Das Dasein dieses Baumstammes beweist auch, daß dieser Stadttheil sich einstmals außerhalb der Stadtmauern befunden hat, und in der That standen der Stefansdom und alle westlich vom Bauernmarkt und südlich vom Graben liegenden Stadttheile zur Zeit des Babenbergerherzogs Heinrich Jasomirgott († 1187) außerhalb der Stadtmauern. Der Graben, die vornehmste und volkreichste Verkehrsader der inneren Stadt, war damals ein wirklicher Festungsgraben und auf dem „Stock im Eisen“-Platz stand früher ein großes Befestigungswerk, dessen Mauerreste bei dem im Jahre 1866 vorgenommenen Umbau der Häusergruppen vor dem Trattnerhof aufgedeckt wurden.

Die Fischerstiege.   Die Kirche „Maria am Gestade“.

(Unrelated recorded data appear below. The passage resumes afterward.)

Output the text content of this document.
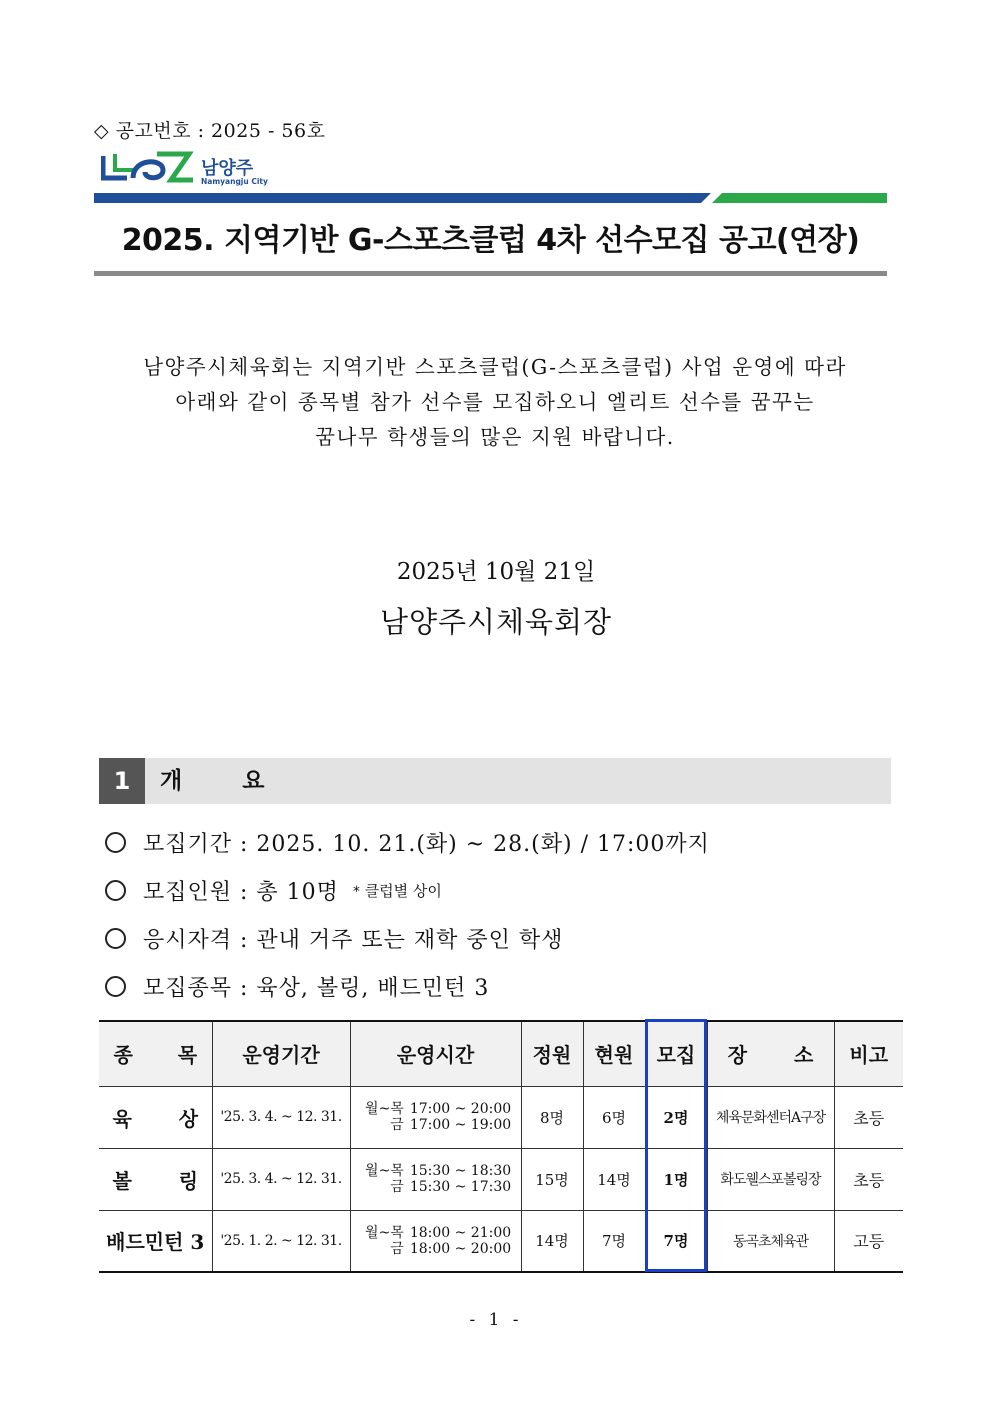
◇ 공고번호 : 2025 - 56호
남양주
Namyangju City
2025. 지역기반 G-스포츠클럽 4차 선수모집 공고(연장)
남양주시체육회는 지역기반 스포츠클럽(G-스포츠클럽) 사업 운영에 따라
아래와 같이 종목별 참가 선수를 모집하오니 엘리트 선수를 꿈꾸는
꿈나무 학생들의 많은 지원 바랍니다.
2025년 10월 21일
남양주시체육회장
1	개 요
모집기간 : 2025. 10. 21.(화) ~ 28.(화) / 17:00까지
모집인원 : 총 10명 * 클럽별 상이
응시자격 : 관내 거주 또는 재학 중인 학생
모집종목 : 육상, 볼링, 배드민턴 3
종 목	운영기간	운영시간	정원	현원	모집	장 소	비고
육 상	'25. 3. 4. ~ 12. 31.	월~목 17:00 ~ 20:00
금 17:00 ~ 19:00	8명	6명	2명	체육문화센터A구장	초등
볼 링	'25. 3. 4. ~ 12. 31.	월~목 15:30 ~ 18:30
금 15:30 ~ 17:30	15명	14명	1명	화도웰스포볼링장	초등
배드민턴 3	'25. 1. 2. ~ 12. 31.	월~목 18:00 ~ 21:00
금 18:00 ~ 20:00	14명	7명	7명	동곡초체육관	고등
- 1 -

Seit Jahrhunderten bildete der Graben ein getreues Spiegelbild des Lebens und Treibens der Stadt. Alle Wandlungen in Sitten und Gewohnheiten der Bewohner Wiens brachte dieser Stadttheil zuerst und am anschaulichsten in dem Gewoge seiner Spaziergänger, in dem Stile seiner Häuserfronten, in dem Gepräge seiner Schauläden zum Ausdruck.

„Sehn S’, das ist unser Graben,“ sagte Herr Hainfelder. „Da war halt von jeher der größte Verkehr und das bunteste Treiben. Wenn Sie sich da vor den Trattnerhof hinstellen, übersehen Sie das ganze Bild. Rechts hinter Ihnen der Stefansthurm; das prächtige Haus mit den bemalten Feldern gehört eigentlich noch zum ‚Stock im Eisen‘-Platz. Es ist in zierlicher deutscher Renaissance ausgeführt und steht an der Stelle des uralten Hauses zum ‚güldenen Becher‘. Dann an der Stelle des ehemaligen Schlossergäßchens der Prachtbau des Fabrikanten Haas, daran anschließend der berühmte Trattnerhof; endlich das Sparkassagebäude; gegenüber der stolze Neubau ‚Grabenhof‘ mit seiner Säulenfassade, weitere Neubauten an der Ecke der erweiterten Spiegelgasse; zwischen den modernen Palästen mit den prunkvollen Schauläden steht noch manches ehrwürdige Gebäude aus alter Zeit. Die Dreifaltigkeitssäule da vorne wurde von Leopold I. 1687 zum Andenken an die Abwendung der Pest errichtet. Jetzt bitte ich aber in das Gewurl zu sehen,“ mahnte Herr Hainfelder jetzt seinen Begleiter.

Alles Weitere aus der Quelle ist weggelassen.